Feature configuration

The Feature Configuration page in BigFix WebUI enables you to target specific MDM servers and deploy advanced feature modules to managed endpoints. After uprading to MCM v3.6 or later, use the Feature Configuration page to activate specialized management capabilities like Geofencing, Battery Health monitoring, Jailbreak detection, and Remote Access for your MDM servers.

Prerequisites

Before configuring and activating these advanced features, the following prerequisites must be met:

  • Android SHA File: Contact the BigFix MCM Admin team to request your unique SHA key fingerprint file. This must be uploaded during the configuration process.
  • iOS/iPadOS Credentials: You must obtain a .p12 certificate from the HCL/BigFix team.

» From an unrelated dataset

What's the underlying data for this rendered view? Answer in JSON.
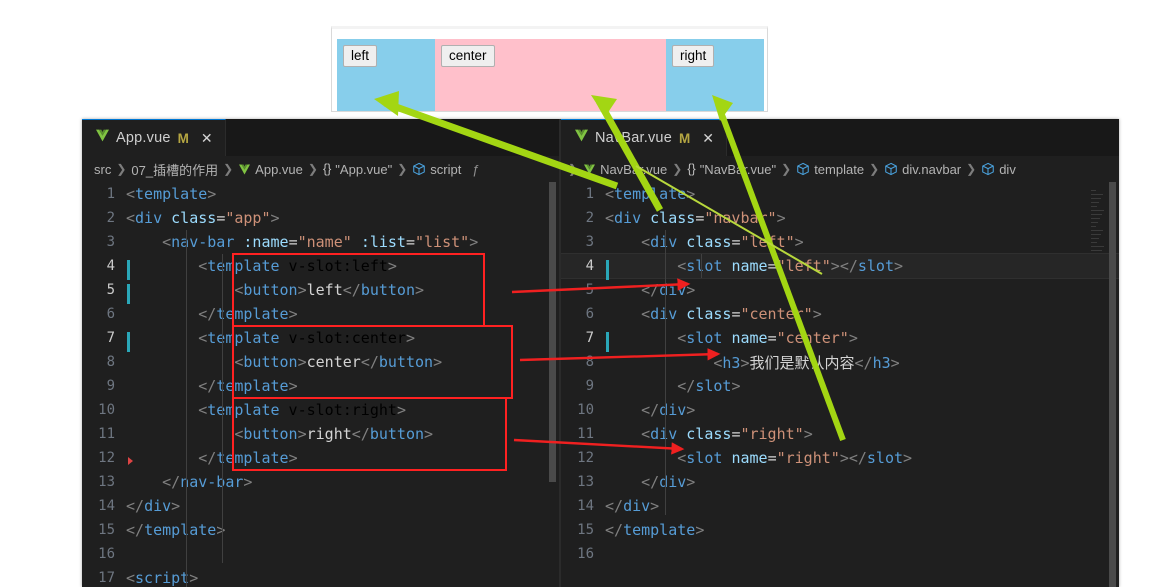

This is required for the Firebase project integration after deployment.
  • Required Google Cloud APIs: The following APIs must be enabled in your Google Cloud Project to allow the automation to interact with the necessary services.
    • Cloud Run Admin APITo deploy and manage the Cloud Run services.
    • Pub/Sub APITo create and manage topics and subscriptions.
    • Secret Manager APITo store and retrieve sensitive configuration and keys.
    • Firebase Management APITo programmatically register Android/iOS apps and manage Firebase resources.
    • API Keys APITo generate, restrict, and manage Google Maps API keys.
    • Artifact Registry APITo store and retrieve container images for Cloud Run.
    • Identity Toolkit APIRequired if the automation configures Firebase Authentication (e.g., Anonymous Auth).
    • Service Usage APINecessary for the automation to enable services and check quotas/status.
  • GCP Service Account: A Google Cloud Platform service account with the following list of roles and permissions must be available to facilitate communication.
    • Artifact Registry Administrator
    • Cloud Build Editor
    • Cloud Run Admin
    • Firebase Admin
    • Firebase Cloud Messaging Admin
    • Logging Admin
    • Maps API Admin
    • Pub/Sub Admin
    • Secret Manager Admin
    • Service Account Key Admin
    • Service Account User
    • Storage Admin
    • Vertex AI Administrator
    • Viewer
    • Firebase Admin SDK Administrator Service Agent
    • Firebase Authentication Admin
    • Service Account Token Creator
  • Postgres password for db
  • An artifact registry with name bigfix-docker-repo needed to be created by client for automation.

MCM v3.6 Activation Logic

Important: After upgrading to MCM v3.6, the specialized management capabilities remain inactive until the feature configuration deployment is processed. To activate the features, configure and deploy the feature configuration settings via this page.

Default Feature Set

In version MCM v3.6, the following features are selected by default. To ensure system integrity and full management capability, users cannot modify or deselect these options during deployment:

Feature Description
Geofencing Tracks device location based on defined physical boundaries.
Battery Health Monitors real-time battery performance and health metrics.
Jailbreak Detects compromised or rooted status on mobile devices.
Remote Access Provides secure remote troubleshooting capabilities.

Configuration Steps

  1. From BigFix WebUI MCM app, navigate to Admin > MDM Servers > Feature Configuration.
  2. Click Select under Target Devices for Server to designate the devices receiving the configuration.
  3. Under App Push Notification Configuration, perform the following:
    • Android: Upload the SHA key authentication file obtained from the BigFix team.
    • iOS: Acknowledge the APNs configuration requirement.
  4. Click Deploy.

Post-Deployment Requirements

Upon clicking Deploy, the BigFix UEM App is automatically installed on target devices. This app is essential for feature support.

Notice: For iOS and iPadOS devices, you must manually upload the .p12 certificate received from the HCL Admin team to your Firebase project to enable push notifications after the deployment is complete.
  1. In the Target Devices for Server section, click Select. Choose the MDM server(s) from the list that will host these features.
  2. In the MDM Features section, select the checkboxes for the capabilities you want to enable:
    • Geofencing: Track device location based on defined boundaries.
    • Battery Health: Monitor real-time battery performance.
    • Jailbreak: Detect compromised or rooted devices.
    • Remote Access: Provide secure remote troubleshooting sessions.
  3. Configure App Push Notifications based on your target platforms:
    • For Android: Select the checkbox and provide the required SHA key authentication.
    • For iOS: Select the checkbox to enable APNs Auth Configuration.
    Important: You must obtain the SHA fingerprint and APNs certificate from the HCL Admin team. For iOS, the APNs certificate must be uploaded to Firebase after deployment. Refer to How to Upload an APNs File to Firebase for iOS
  4. Database Configuration: Postgres password for db connection
  5. Customer GCP Configuration: Upload service account JSON file
  6. Region: An artifact registry with name bigfix-docker-repo needed to be created by client for automation. And specify the region on the cloud console and same region needs to be selected on this page.
  7. Click Deploy to apply the configuration to the selected servers.

Once deployment is complete, verify the feature status by navigating to the BigFix WebUI Health Check page.